If I am diagnosed with pneumonia (as described in the case above), but I never receive medication for pneumonia, then it was probably a misdiagnosis—in this case for administrative reasons. This “noise dampening” assessment is not implemented today because large anonymous data sets and single payer (or provider) data streams don’t provide a comprehensive enough source to say with confidence that the patient was not prescribed the medication. You can’t prove a negative—basically, without confidence that you have all the patient data, you can’t say they were not prescribed the medication.

As we get better at increasing the confidence we have assembled all of the right data about the patient of interest, then we will be able to improve our data analytics to the next level.
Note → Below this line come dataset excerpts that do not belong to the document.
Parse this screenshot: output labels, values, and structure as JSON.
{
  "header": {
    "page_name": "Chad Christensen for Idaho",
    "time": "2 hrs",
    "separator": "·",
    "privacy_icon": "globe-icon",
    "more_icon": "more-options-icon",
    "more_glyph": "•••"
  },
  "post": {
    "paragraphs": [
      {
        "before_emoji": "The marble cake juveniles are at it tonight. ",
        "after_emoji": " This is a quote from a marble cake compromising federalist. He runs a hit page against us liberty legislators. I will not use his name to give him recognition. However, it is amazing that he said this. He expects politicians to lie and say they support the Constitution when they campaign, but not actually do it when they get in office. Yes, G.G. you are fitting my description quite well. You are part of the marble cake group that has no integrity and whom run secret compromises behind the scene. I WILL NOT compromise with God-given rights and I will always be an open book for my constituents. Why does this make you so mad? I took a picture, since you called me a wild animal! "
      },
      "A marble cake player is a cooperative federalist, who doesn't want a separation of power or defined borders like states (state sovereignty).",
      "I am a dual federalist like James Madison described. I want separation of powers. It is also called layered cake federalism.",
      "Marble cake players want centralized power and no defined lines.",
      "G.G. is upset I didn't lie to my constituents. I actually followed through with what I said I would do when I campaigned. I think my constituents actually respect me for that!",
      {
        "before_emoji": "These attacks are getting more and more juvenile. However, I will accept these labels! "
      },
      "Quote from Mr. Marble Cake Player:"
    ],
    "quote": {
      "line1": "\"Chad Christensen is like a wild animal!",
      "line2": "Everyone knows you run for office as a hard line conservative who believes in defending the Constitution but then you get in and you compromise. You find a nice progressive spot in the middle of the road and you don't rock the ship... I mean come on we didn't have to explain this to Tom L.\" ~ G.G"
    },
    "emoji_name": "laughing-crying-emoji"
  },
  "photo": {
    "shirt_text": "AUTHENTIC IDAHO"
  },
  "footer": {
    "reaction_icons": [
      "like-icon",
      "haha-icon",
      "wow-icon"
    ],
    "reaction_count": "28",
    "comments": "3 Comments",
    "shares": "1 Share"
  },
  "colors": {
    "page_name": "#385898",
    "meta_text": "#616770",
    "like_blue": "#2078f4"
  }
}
To improve that confidence we need to expand access to data to authorized individual(s)—basically an effort to improve identity management and permissions (consent) practices. We also need to provide better assurance of linkage in records than traditional probabilistic matching used in master patient index (MPI) and master data management (MDM) tools such that these algorithms can see through natural and cultural variations in names over time, see through errors in data and differences in data governance, and be able to resolve to complex edge cases in data matching that make us lose confidence in the current probabilistic approaches (twins, generational errors, familial data overlap, etc.). These changes are massive, but the payoff will be even more substantial.